Kimler Zehirlendi? Gerçekten Cinayet mi?
- II. Mustafa (1695-1703): Tahttan indirildikten sonra zehirlendiğine dair iddialar vardır. Kaynaklar çelişkilidir ama ani ölümü şüpheleri artırmıştır.
- III. Selim (1789-1807): Nizam-ı Cedid reformlarına karşı çıkan yeniçeriler tarafından öldürülmüştür, ancak olay sonrası zehir verilmiş olabileceğine dair iddialar da ortaya atılmıştır.

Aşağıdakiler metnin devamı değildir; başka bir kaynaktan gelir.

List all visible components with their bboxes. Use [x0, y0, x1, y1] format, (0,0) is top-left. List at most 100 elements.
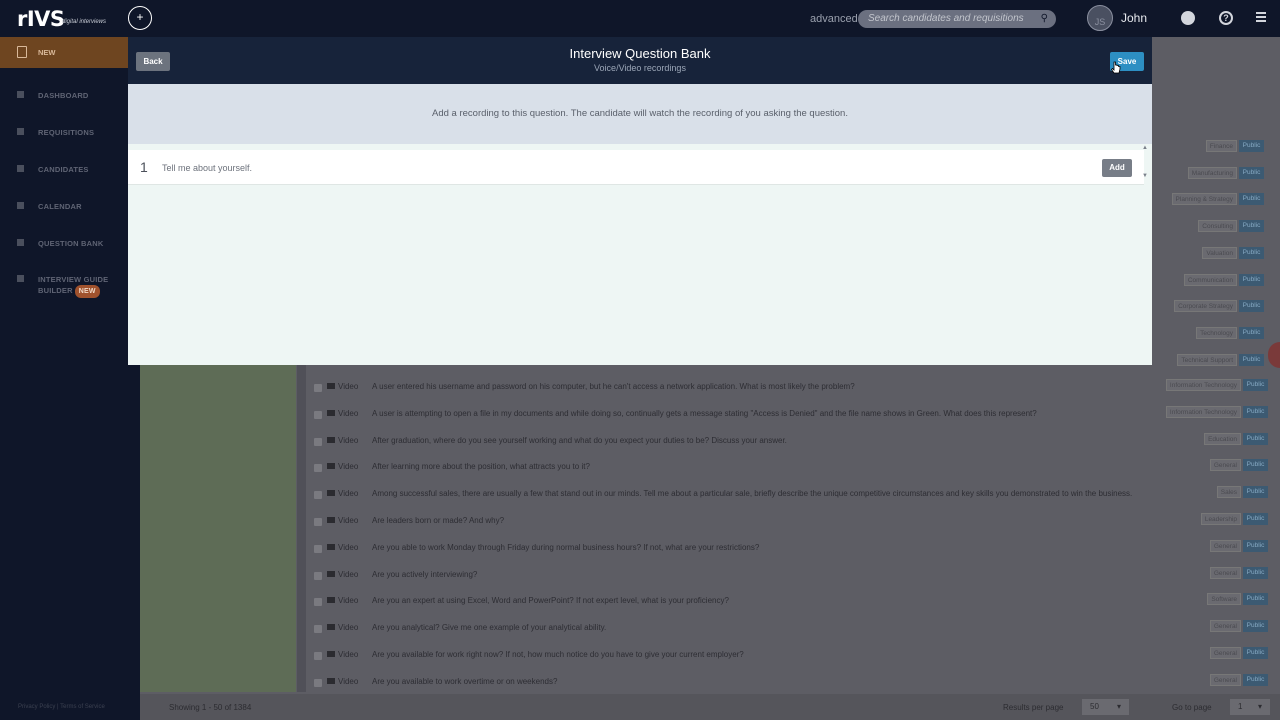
user-name[interactable]: John: [1121, 11, 1147, 25]
results-per-page-value: 50: [1090, 702, 1099, 711]
search-icon[interactable]: ⚲: [1041, 13, 1048, 24]
question-type: Video: [338, 623, 359, 633]
question-text: A user entered his username and password…: [372, 382, 855, 391]
new-badge: NEW: [74, 285, 100, 298]
list-item[interactable]: Video After learning more about the posit…: [308, 457, 1268, 477]
public-badge[interactable]: Public: [1239, 353, 1264, 366]
list-item[interactable]: Video Are you available to work overtime …: [308, 672, 1268, 692]
footer-links[interactable]: Privacy Policy | Terms of Service: [18, 704, 105, 710]
list-item[interactable]: Video Are leaders born or made? And why? L…: [308, 511, 1268, 531]
candidates-icon: [17, 165, 24, 172]
public-badge[interactable]: Public: [1239, 193, 1264, 206]
row-checkbox[interactable]: [314, 491, 322, 500]
list-item[interactable]: Video Are you an expert at using Excel, W…: [308, 591, 1268, 611]
logo[interactable]: rIVS: [17, 7, 65, 31]
row-checkbox[interactable]: [314, 544, 322, 553]
category-tag: General: [1209, 566, 1241, 579]
list-item[interactable]: Video Among successful sales, there are u…: [308, 484, 1268, 504]
list-item[interactable]: Video Are you actively interviewing? Gener…: [308, 565, 1268, 585]
row-checkbox[interactable]: [314, 384, 322, 392]
row-checkbox[interactable]: [314, 571, 322, 580]
sidebar-item-question-bank[interactable]: QUESTION BANK: [0, 235, 128, 255]
public-badge[interactable]: Public: [1243, 673, 1268, 686]
video-icon: [327, 597, 335, 604]
scroll-down-icon[interactable]: ▼: [1142, 173, 1148, 179]
sidebar-item-calendar[interactable]: CALENDAR: [0, 198, 128, 218]
sidebar-item-new[interactable]: NEW: [0, 37, 128, 68]
advanced-search-link[interactable]: advanced: [810, 13, 858, 25]
category-tag: Planning & Strategy: [1171, 193, 1237, 206]
public-badge[interactable]: Public: [1243, 432, 1268, 445]
results-per-page-select[interactable]: 50 ▾: [1082, 699, 1129, 715]
guide-icon: [17, 275, 24, 282]
row-checkbox[interactable]: [314, 464, 322, 473]
category-tag: Leadership: [1200, 513, 1241, 525]
public-badge[interactable]: Public: [1243, 459, 1268, 472]
list-item[interactable]: Video Are you able to work Monday through…: [308, 538, 1268, 558]
list-item[interactable]: Video After graduation, where do you see …: [308, 431, 1268, 451]
public-badge[interactable]: Public: [1243, 486, 1268, 499]
video-icon: [327, 677, 335, 684]
public-badge[interactable]: Public: [1243, 539, 1268, 552]
video-icon: [327, 570, 335, 577]
list-item[interactable]: Video Are you available for work right no…: [308, 645, 1268, 665]
public-badge[interactable]: Public: [1243, 513, 1268, 525]
public-badge[interactable]: Public: [1243, 593, 1268, 606]
category-tag: Consulting: [1198, 220, 1237, 233]
public-badge[interactable]: Public: [1239, 300, 1264, 313]
list-item[interactable]: Video Are you analytical? Give me one exa…: [308, 618, 1268, 638]
category-tag: Technical Support: [1177, 353, 1237, 366]
modal-header: Back Interview Question Bank Voice/Video…: [128, 37, 1152, 84]
question-text: After learning more about the position, …: [372, 462, 590, 472]
category-tag: General: [1209, 620, 1241, 633]
public-badge[interactable]: Public: [1239, 273, 1264, 286]
row-checkbox[interactable]: [314, 410, 322, 419]
modal-subtitle: Voice/Video recordings: [594, 63, 686, 73]
avatar[interactable]: JS: [1087, 5, 1113, 31]
chevron-down-icon: ▾: [1257, 702, 1262, 711]
search-input[interactable]: Search candidates and requisitions ⚲: [858, 10, 1056, 28]
public-badge[interactable]: Public: [1243, 566, 1268, 579]
question-text: Are you actively interviewing?: [372, 569, 478, 579]
add-recording-button[interactable]: Add: [1102, 159, 1132, 177]
public-badge[interactable]: Public: [1243, 379, 1268, 391]
question-row: 1 Tell me about yourself. Add: [128, 150, 1144, 185]
row-checkbox[interactable]: [314, 652, 322, 660]
video-icon: [327, 651, 335, 657]
row-checkbox[interactable]: [314, 598, 322, 607]
public-badge[interactable]: Public: [1239, 166, 1264, 179]
menu-icon[interactable]: [1256, 12, 1266, 23]
public-badge[interactable]: Public: [1243, 647, 1268, 659]
public-badge[interactable]: Public: [1239, 246, 1264, 259]
public-badge[interactable]: Public: [1243, 405, 1268, 418]
sidebar-item-label: QUESTION BANK: [38, 239, 104, 248]
sidebar-item-requisitions[interactable]: REQUISITIONS: [0, 124, 128, 144]
list-item[interactable]: Video A user is attempting to open a file…: [308, 404, 1268, 424]
bar-chart-icon: [17, 91, 24, 98]
globe-icon[interactable]: [1181, 11, 1195, 25]
sidebar-item-label: CALENDAR: [38, 202, 82, 211]
category-tag: Finance: [1205, 140, 1237, 152]
public-badge[interactable]: Public: [1243, 620, 1268, 633]
goto-page-select[interactable]: 1 ▾: [1230, 699, 1270, 715]
sidebar-item-label: REQUISITIONS: [38, 128, 95, 137]
list-item[interactable]: Video A user entered his username and pas…: [308, 377, 1268, 397]
public-badge[interactable]: Public: [1239, 140, 1264, 152]
question-type: Video: [338, 650, 359, 659]
row-checkbox[interactable]: [314, 678, 322, 687]
sidebar-item-label: CANDIDATES: [38, 165, 89, 174]
sidebar-item-interview-guide-builder[interactable]: INTERVIEW GUIDE BUILDER NEW: [0, 271, 128, 298]
public-badge[interactable]: Public: [1239, 220, 1264, 233]
row-checkbox[interactable]: [314, 518, 322, 526]
sidebar-item-dashboard[interactable]: DASHBOARD: [0, 87, 128, 107]
logo-tagline: digital interviews: [62, 19, 107, 25]
question-recording-modal: Back Interview Question Bank Voice/Video…: [128, 37, 1152, 365]
category-tag: Information Technology: [1165, 405, 1241, 418]
row-checkbox[interactable]: [314, 437, 322, 446]
sidebar-item-label-wrap: INTERVIEW GUIDE BUILDER NEW: [38, 274, 118, 298]
row-checkbox[interactable]: [314, 625, 322, 634]
help-icon[interactable]: ?: [1219, 11, 1233, 25]
public-badge[interactable]: Public: [1239, 326, 1264, 339]
add-new-button[interactable]: +: [128, 6, 152, 30]
sidebar-item-candidates[interactable]: CANDIDATES: [0, 161, 128, 181]
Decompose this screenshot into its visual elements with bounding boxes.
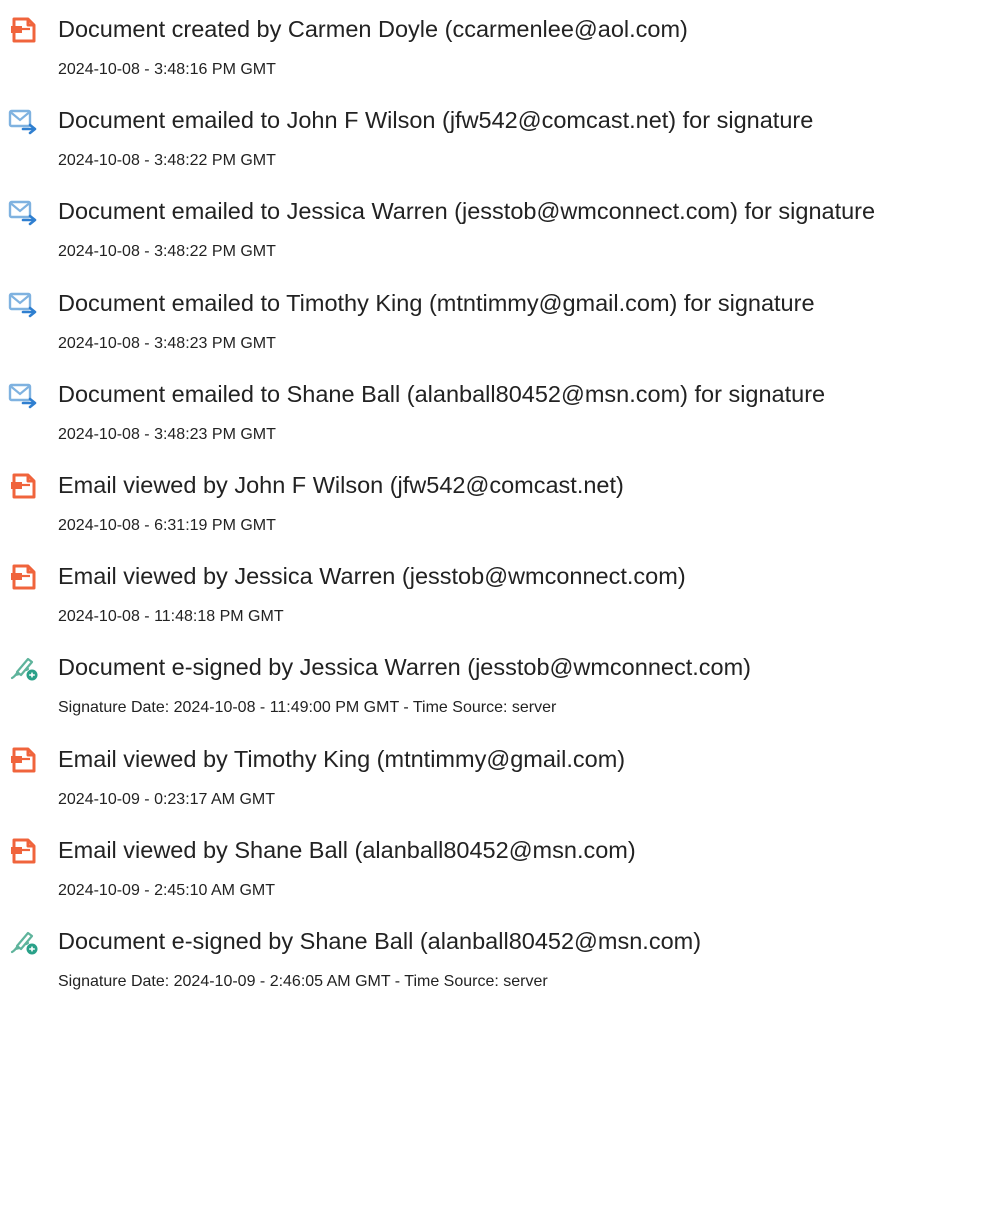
- email-sent-icon: [8, 290, 38, 318]
- audit-entry: Document emailed to Timothy King (mtntim…: [0, 288, 985, 368]
- audit-entry: Email viewed by Jessica Warren (jesstob@…: [0, 561, 985, 641]
- entry-title: Document emailed to Shane Ball (alanball…: [58, 380, 826, 407]
- email-viewed-icon: [8, 472, 38, 500]
- entry-timestamp: 2024-10-08 - 3:48:22 PM GMT: [58, 152, 276, 170]
- entry-timestamp: 2024-10-09 - 2:45:10 AM GMT: [58, 881, 275, 899]
- audit-entry: Document e-signed by Shane Ball (alanbal…: [0, 926, 985, 1006]
- entry-signature-date: Signature Date: 2024-10-09 - 2:46:05 AM …: [58, 973, 548, 990]
- entry-title: Document e-signed by Shane Ball (alanbal…: [58, 928, 702, 954]
- entry-timestamp: 2024-10-08 - 11:48:18 PM GMT: [58, 608, 284, 626]
- entry-title: Email viewed by Shane Ball (alanball8045…: [58, 836, 636, 863]
- entry-timestamp: 2024-10-08 - 6:31:19 PM GMT: [58, 517, 276, 534]
- email-sent-icon: [8, 381, 38, 409]
- entry-timestamp: 2024-10-08 - 3:48:16 PM GMT: [58, 61, 276, 78]
- audit-entry: Document emailed to Shane Ball (alanball…: [0, 379, 985, 459]
- entry-title: Document e-signed by Jessica Warren (jes…: [58, 654, 751, 681]
- entry-title: Email viewed by Jessica Warren (jesstob@…: [58, 563, 686, 590]
- audit-entry: Document created by Carmen Doyle (ccarme…: [0, 14, 985, 94]
- audit-entry: Document emailed to Jessica Warren (jess…: [0, 196, 985, 276]
- e-signature-pen-icon: [8, 928, 38, 956]
- audit-entry: Document e-signed by Jessica Warren (jes…: [0, 652, 985, 732]
- e-signature-pen-icon: [8, 654, 38, 682]
- audit-entry: Document emailed to John F Wilson (jfw54…: [0, 105, 985, 185]
- entry-timestamp: 2024-10-09 - 0:23:17 AM GMT: [58, 790, 275, 808]
- entry-title: Document emailed to Timothy King (mtntim…: [58, 289, 815, 316]
- entry-signature-date: Signature Date: 2024-10-08 - 11:49:00 PM…: [58, 699, 557, 717]
- email-sent-icon: [8, 198, 38, 226]
- document-created-icon: [8, 16, 38, 44]
- entry-timestamp: 2024-10-08 - 3:48:23 PM GMT: [58, 425, 276, 443]
- entry-title: Document emailed to Jessica Warren (jess…: [58, 198, 876, 225]
- audit-entry: Email viewed by Shane Ball (alanball8045…: [0, 835, 985, 915]
- audit-entry: Email viewed by John F Wilson (jfw542@co…: [0, 470, 985, 550]
- entry-title: Email viewed by John F Wilson (jfw542@co…: [58, 472, 624, 498]
- email-viewed-icon: [8, 746, 38, 774]
- email-sent-icon: [8, 107, 38, 135]
- entry-timestamp: 2024-10-08 - 3:48:22 PM GMT: [58, 243, 276, 261]
- entry-title: Document created by Carmen Doyle (ccarme…: [58, 16, 688, 42]
- email-viewed-icon: [8, 837, 38, 865]
- audit-entry: Email viewed by Timothy King (mtntimmy@g…: [0, 744, 985, 824]
- entry-title: Email viewed by Timothy King (mtntimmy@g…: [58, 745, 626, 772]
- entry-title: Document emailed to John F Wilson (jfw54…: [58, 107, 814, 134]
- entry-timestamp: 2024-10-08 - 3:48:23 PM GMT: [58, 334, 276, 352]
- email-viewed-icon: [8, 563, 38, 591]
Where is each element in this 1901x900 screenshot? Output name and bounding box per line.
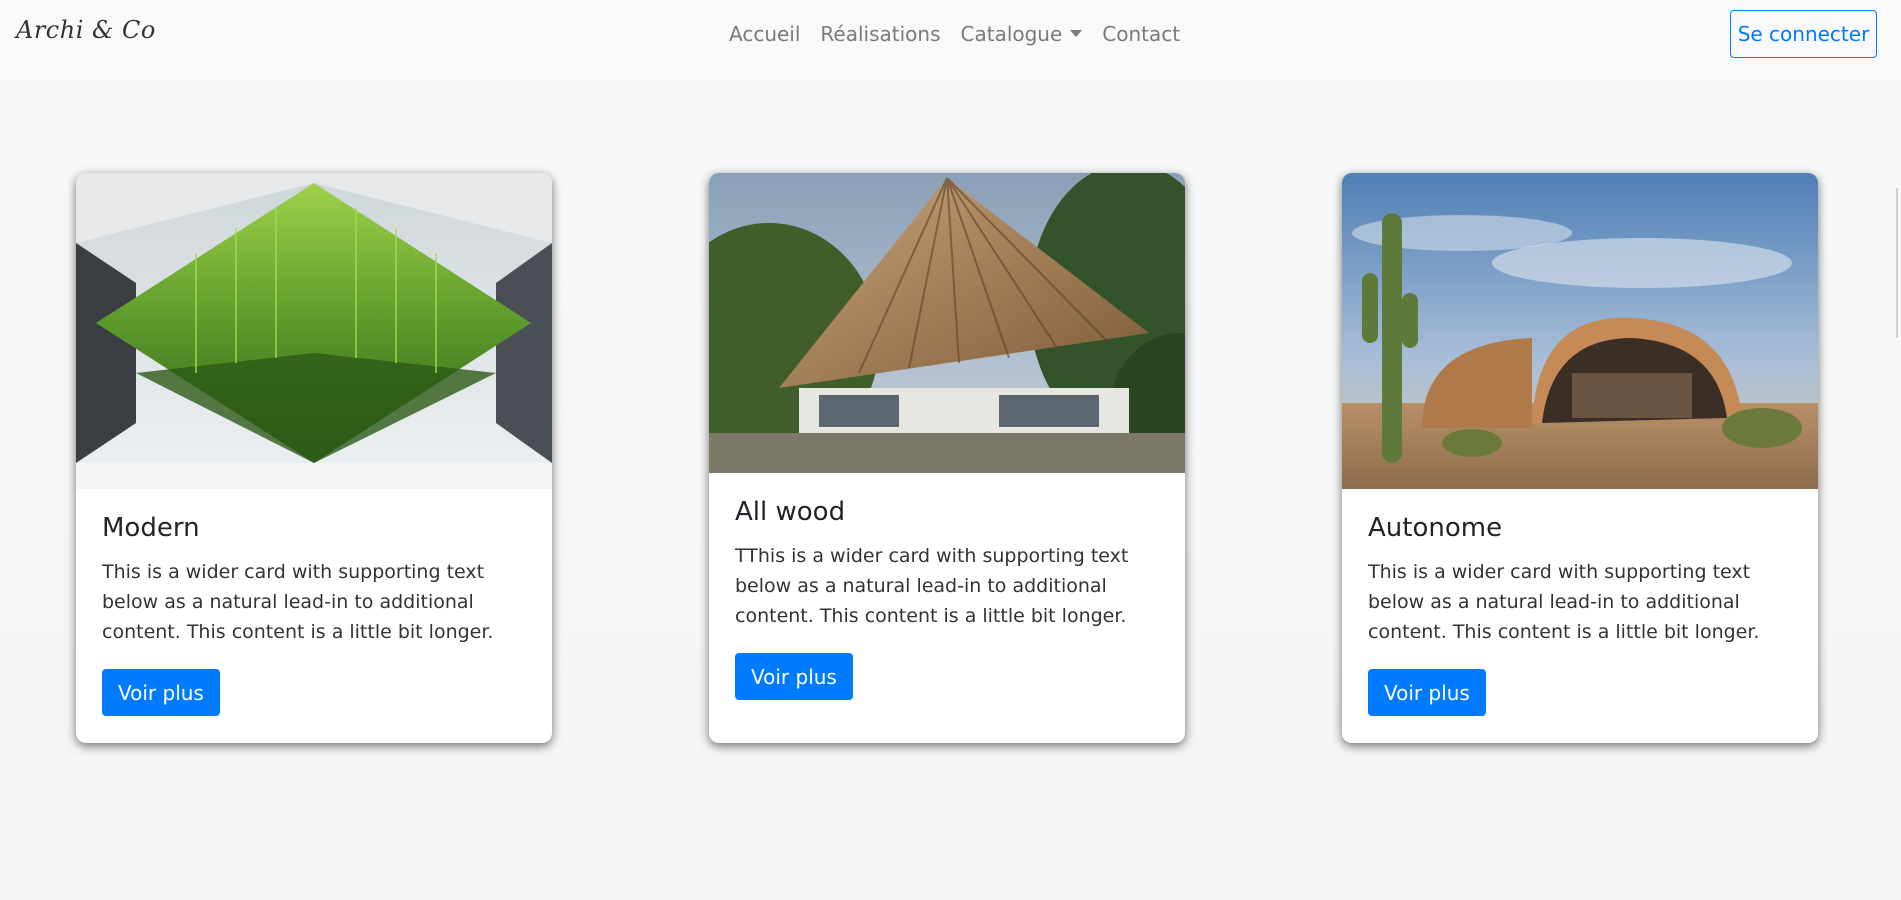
green-hanging-garden-photo	[76, 173, 552, 489]
card-body: Autonome This is a wider card with suppo…	[1342, 489, 1818, 740]
card-text: TThis is a wider card with supporting te…	[735, 545, 1129, 627]
nav-links: Accueil Réalisations Catalogue Contact	[729, 22, 1180, 46]
card-all-wood: All wood TThis is a wider card with supp…	[709, 173, 1185, 743]
navbar: Archi & Co Accueil Réalisations Catalogu…	[0, 0, 1901, 70]
card-title: Autonome	[1368, 513, 1503, 543]
voir-plus-button[interactable]: Voir plus	[102, 669, 220, 716]
desert-dome-house-photo	[1342, 173, 1818, 489]
caret-down-icon	[1070, 30, 1083, 37]
voir-plus-button[interactable]: Voir plus	[1368, 669, 1486, 716]
wooden-triangular-house-photo	[709, 173, 1185, 473]
nav-link-contact[interactable]: Contact	[1102, 22, 1180, 46]
login-button[interactable]: Se connecter	[1730, 10, 1877, 58]
card-modern: Modern This is a wider card with support…	[76, 173, 552, 743]
card-body: Modern This is a wider card with support…	[76, 489, 552, 740]
nav-link-accueil[interactable]: Accueil	[729, 22, 800, 46]
card-body: All wood TThis is a wider card with supp…	[709, 473, 1185, 724]
card-text: This is a wider card with supporting tex…	[1368, 561, 1760, 643]
scrollbar[interactable]	[1896, 188, 1898, 338]
voir-plus-button[interactable]: Voir plus	[735, 653, 853, 700]
card-autonome: Autonome This is a wider card with suppo…	[1342, 173, 1818, 743]
card-text: This is a wider card with supporting tex…	[102, 561, 494, 643]
brand-logo[interactable]: Archi & Co	[16, 16, 156, 44]
card-title: Modern	[102, 513, 200, 543]
nav-link-catalogue-label: Catalogue	[960, 22, 1063, 46]
nav-dropdown-catalogue[interactable]: Catalogue	[961, 22, 1083, 46]
card-title: All wood	[735, 497, 846, 527]
nav-link-realisations[interactable]: Réalisations	[820, 22, 940, 46]
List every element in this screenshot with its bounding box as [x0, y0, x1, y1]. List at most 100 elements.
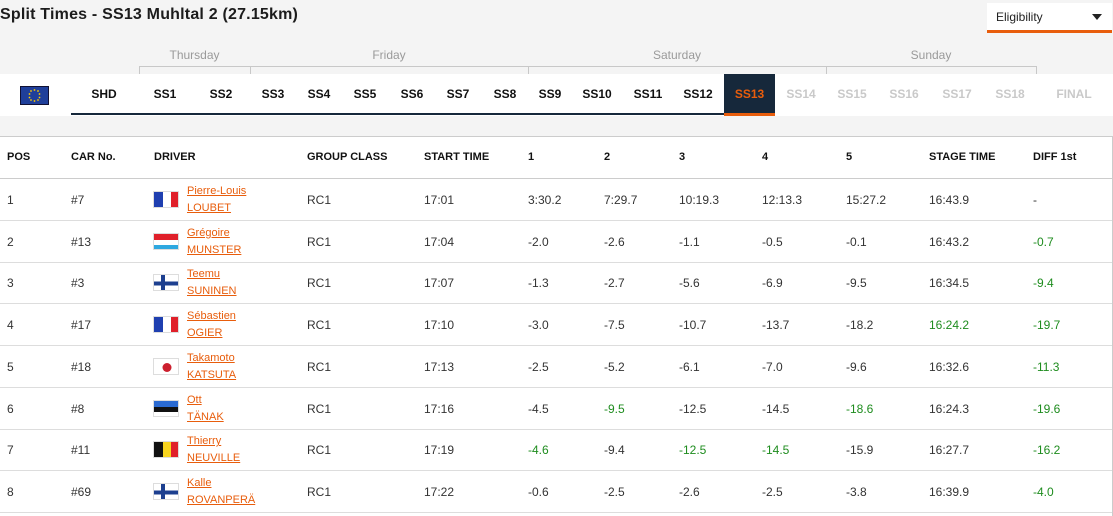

- IV. Mehmet ve IV. Mustafa’nın da şüpheli ölümleri üzerine çeşitli zehirlenme teorileri geliştirilmiştir.
Sarayda Zehir Kullanımı ve Kimya Bilgisi
Osmanlı sarayında çalışan hekimbaşılar ve kimyagerlerin bazıları, zehirlerin etkisini çok iyi bilir ve gerektiğinde kullanırlardı. Özellikle İtalyan ve İran etkisindeki saray kimyagerleri, Osmanlı’da zehir sanatını ince ayrıntılarına kadar geliştirmişti. Zehirler çoğu zaman yemekle ya da içecekle verilirdi. Hızlı değil, ağır ağır öldüren zehirler tercih edilirdi ki ölüm doğal sebeplere benzesin.
Zehirlenmelerin Arkasındaki Politik Nedenler
Taht mücadeleleri, sadrazamların entrikaları, valide sultanların güç savaşı gibi etkenler, saray içinde sinsice yürütülen planlara zemin hazırlamıştı. Bazen padişahın reformist duruşu, bazen de askeriye ile çekişmeleri onun ölüm fermanı olabiliyordu.